At least it’s a kind of tracking she actually has some experience in doing. She’d been doing it for Luke and Claire and Danny Rand since the whole thing with the scary dead ninjas had happened. Except that while she’s pretty sure Rand has no idea, she sometimes thinks Luke and especially Claire may have noticed. But they haven’t contacted her, so if they know, they must have decided to put up with it. She doesn’t make that kind of effort for their friends. But she still finds herself aware of things like what’s being advertised at the Chikara Dojo, and the current public word on what Misty Knight can do with the bionic arm.
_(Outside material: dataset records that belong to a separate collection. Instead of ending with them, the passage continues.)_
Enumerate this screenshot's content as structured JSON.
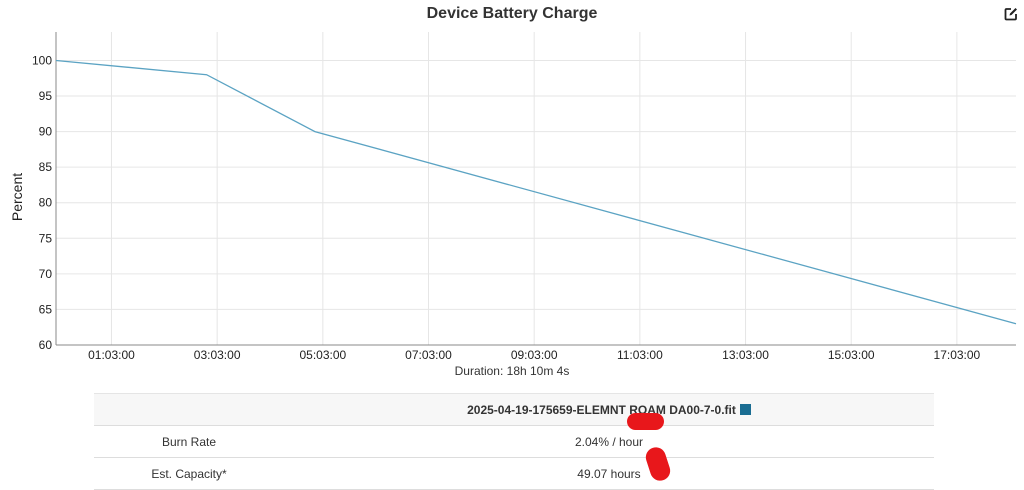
{
  "chart_data": {
    "type": "line",
    "title": "Device Battery Charge",
    "ylabel": "Percent",
    "xlabel": "",
    "ylim": [
      60,
      104
    ],
    "yticks": [
      60,
      65,
      70,
      75,
      80,
      85,
      90,
      95,
      100
    ],
    "x_tick_labels": [
      "01:03:00",
      "03:03:00",
      "05:03:00",
      "07:03:00",
      "09:03:00",
      "11:03:00",
      "13:03:00",
      "15:03:00",
      "17:03:00"
    ],
    "x_tick_hours": [
      1.05,
      3.05,
      5.05,
      7.05,
      9.05,
      11.05,
      13.05,
      15.05,
      17.05
    ],
    "xlim_hours": [
      0,
      18.169
    ],
    "grid": true,
    "line_color": "#5ba3c3",
    "duration_label": "Duration: 18h 10m 4s",
    "series": [
      {
        "name": "2025-04-19-175659-ELEMNT ROAM DA00-7-0.fit",
        "x_hours": [
          0,
          2.85,
          4.9,
          18.169
        ],
        "values": [
          100,
          98,
          90,
          63
        ]
      }
    ]
  },
  "summary": {
    "file_name": "2025-04-19-175659-ELEMNT ROAM DA00-7-0.fit",
    "swatch_color": "#1a6d92",
    "rows": [
      {
        "label": "Burn Rate",
        "value": "2.04% / hour"
      },
      {
        "label": "Est. Capacity*",
        "value": "49.07 hours"
      }
    ]
  },
  "icons": {
    "edit": "edit-icon"
  }
}
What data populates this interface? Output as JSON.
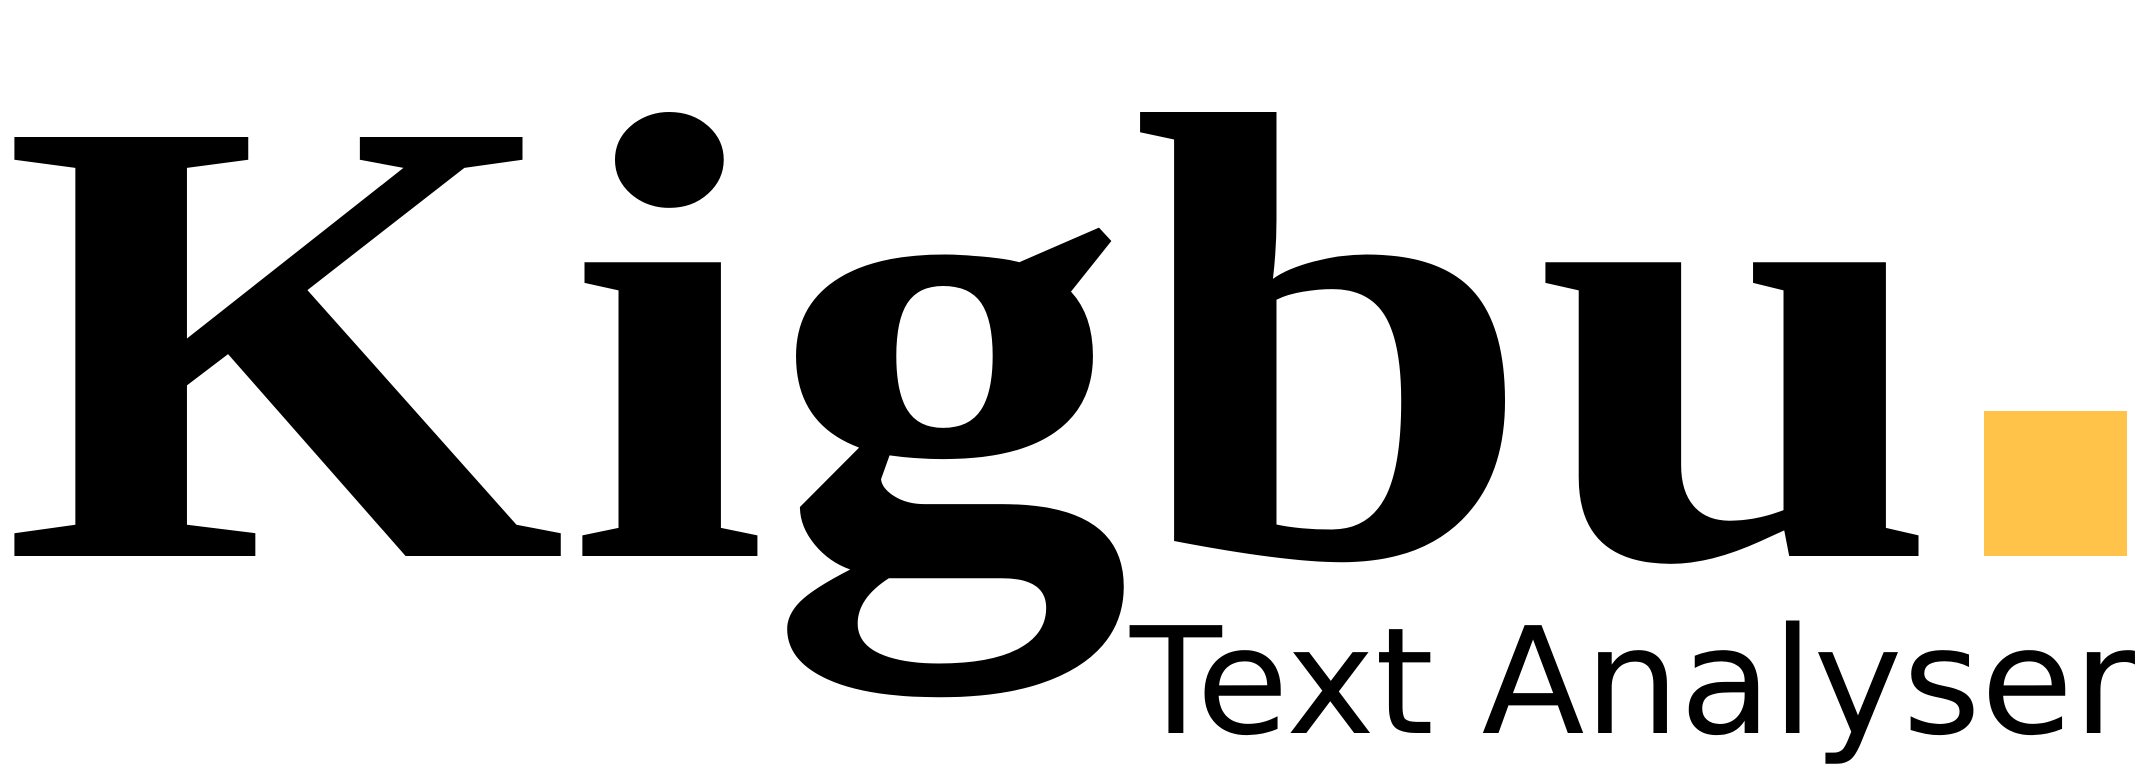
{
  "logo": {
    "wordmark": "Kigbu",
    "tagline": "Text Analyser"
  }
}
It’s probably only a matter of time, though, before she starts getting more active in keeping track of Matt Murdock’s friends. They were easy before, because Trish and Karen Page started occasionally having lunch together after meeting in the precinct, so she just got updates from her. Obviously Trish’s getting her in the divorce. Jessica finds herself wondering about Franklin Nelson, though. If next time she needs a lawyer, she might call him. From everything she’s heard about him, he’d come, and he did an impressive job keeping them all out of trouble that one time. It makes her feel better, to know that she doesn’t have to call Jeri, that she has an alternative.
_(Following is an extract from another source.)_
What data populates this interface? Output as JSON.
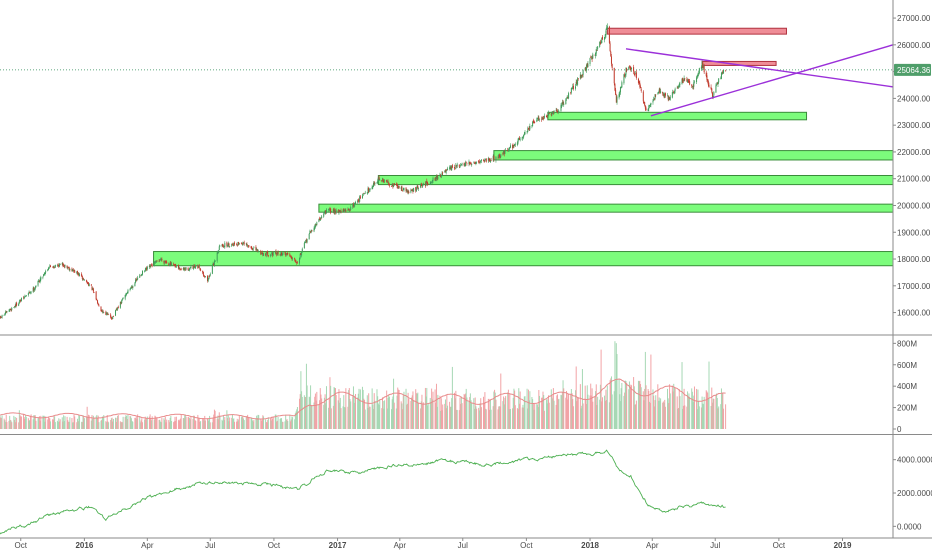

She actually doesn’t have to keep active track of Malcolm. Word of him keeps coming to her anyway. They haven’t spoken to each other since he walked out of the hospital, but their eyes meet way too often in the hallway. He sometimes looks her over, as if trying to determine whether she’s drunk or not at that moment. It’s really a good thing they don’t talk, because then she’d have to tell him he’s truly impressed her, landing on his feet the way he has. Not that she’s at all happy he’s working for Cheng now, but still.

It’s harder than she thought it would be, working alone, even when she’s got the ideal amount of alcohol in her. Never mind that she was completely alone for a good year of her life, and that was when she’d just gotten away from Killgrave and was much worse off. But then again, she was a different person than she is now, just like she was a different person before Killgrave got his claws on her. Just like she was before the car crash.

Perhaps she’s someone who no longer assumes that carrying on alone, waking up from constant nightmares, and having booze and occasionally sex as her only refuges is her only option. Jessica still doesn’t know if she’ll ever again be happy, really. But even that doesn’t seem impossible, anymore.

She hasn’t hallucinated Killgrave since he essentially took his leave of her in the hospital, just as Malcolm had. She doesn’t think she’ll be so lucky as to never do so again, but until then, the options are do nothing or try therapy again, and fuck it, but she’s going with the former. Also, she’ll try not to kill anyone else. Maybe if her life takes no more crazy turns she can manage that.

Surely, she tells herself, that’s not an impossible thing, for the superpowered person who just wants to get on with her existence, same as everyone else.

Somehow, it feels like she won’t. Like something is required to happen to break her status quo yet again, and she doesn’t get to have any idea what until the time comes.

Until then, she keeps it simple. She takes jobs. She photographs cheaters. Sometimes she does nicer things, like find children. (She’s a little more inclined to do that one, now.) Every once in a while, she might stop a holdup or mugging, if it’s directly thrown in her path. She drinks, gets drunk, and sometimes drinks some more. And on better nights, she goes to have dinner with a man and his son, and wakes up in his bed.